The war of words between the stars of these rival shows clearly is not helping either, but when Cowell trashes rival shows that are getting much better results and much more viewers than “The X Factor,” it just makes Cowell look petty and delusional. Success is the best revenge, and until “The X Factor” can have bragging rights to be the most successful TV talent show in the U.S., Cowell should just focus on fixing the show’s problems and pay attention to what the majority viewers want to see on “The X Factor” U.S.

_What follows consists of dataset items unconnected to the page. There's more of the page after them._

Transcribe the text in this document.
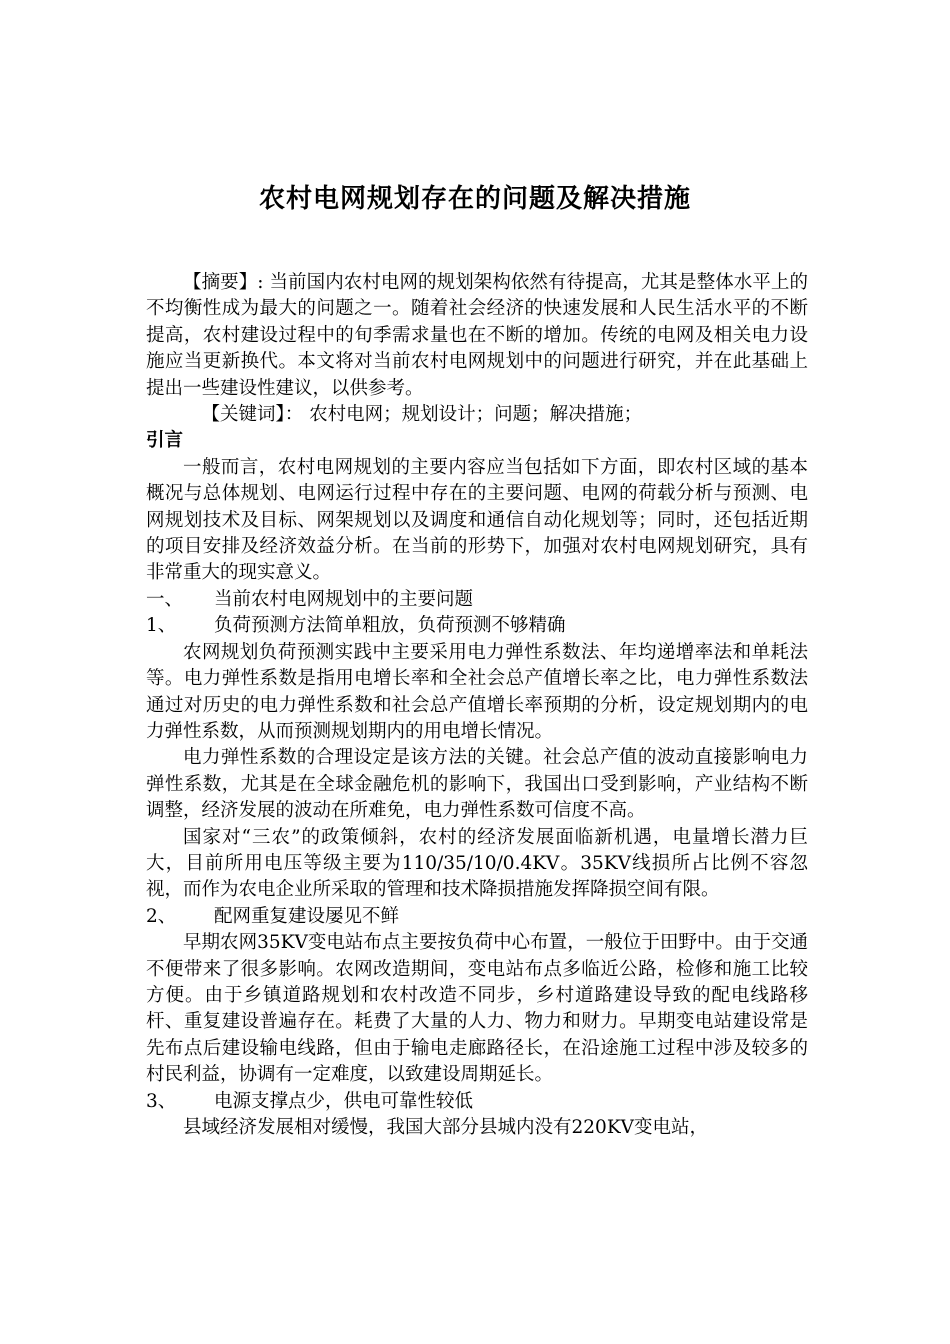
农村电网规划存在的问题及解决措施

【摘要】: 当前国内农村电网的规划架构依然有待提高，尤其是整体水平上的不均衡性成为最大的问题之一。随着社会经济的快速发展和人民生活水平的不断提高，农村建设过程中的旬季需求量也在不断的增加。传统的电网及相关电力设施应当更新换代。本文将对当前农村电网规划中的问题进行研究，并在此基础上提出一些建设性建议，以供参考。

【关键词】： 农村电网；规划设计；问题；解决措施；

引言

一般而言，农村电网规划的主要内容应当包括如下方面，即农村区域的基本概况与总体规划、电网运行过程中存在的主要问题、电网的荷载分析与预测、电网规划技术及目标、网架规划以及调度和通信自动化规划等；同时，还包括近期的项目安排及经济效益分析。在当前的形势下，加强对农村电网规划研究，具有非常重大的现实意义。

一、 当前农村电网规划中的主要问题

1、 负荷预测方法简单粗放，负荷预测不够精确

农网规划负荷预测实践中主要采用电力弹性系数法、年均递增率法和单耗法等。电力弹性系数是指用电增长率和全社会总产值增长率之比，电力弹性系数法通过对历史的电力弹性系数和社会总产值增长率预期的分析，设定规划期内的电力弹性系数，从而预测规划期内的用电增长情况。

电力弹性系数的合理设定是该方法的关键。社会总产值的波动直接影响电力弹性系数，尤其是在全球金融危机的影响下，我国出口受到影响，产业结构不断调整，经济发展的波动在所难免，电力弹性系数可信度不高。

国家对“三农”的政策倾斜，农村的经济发展面临新机遇，电量增长潜力巨大，目前所用电压等级主要为110/35/10/0.4KV。35KV线损所占比例不容忽视，而作为农电企业所采取的管理和技术降损措施发挥降损空间有限。

2、 配网重复建设屡见不鲜

早期农网35KV变电站布点主要按负荷中心布置，一般位于田野中。由于交通不便带来了很多影响。农网改造期间，变电站布点多临近公路，检修和施工比较方便。由于乡镇道路规划和农村改造不同步，乡村道路建设导致的配电线路移杆、重复建设普遍存在。耗费了大量的人力、物力和财力。早期变电站建设常是先布点后建设输电线路，但由于输电走廊路径长，在沿途施工过程中涉及较多的村民利益，协调有一定难度，以致建设周期延长。

3、 电源支撑点少，供电可靠性较低

县域经济发展相对缓慢，我国大部分县城内没有220KV变电站，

Levine from “The Voice” has pretty much spelled out the secret to his show’s success. “The X Factor” U.S. won’t get rid of showing bad auditions and Cowell insults, but there are millions of viewers who are abandoning the show because they don’t like the big changes that have been made in Season 2. In Season 2, “The X Factor” ramped up the scripted and manufactured drama in the prerecorded episodes. Meanwhile, the judges’ chemistry has been messed up by vapid and robotic Spears, who often looks and acts like she doesn’t want to be on the show — and that awkward chemistry will become more evident in the live episodes that can’t be heavily edited. You don’t have to be a programming genius to figure out what changes have turned off viewers the most.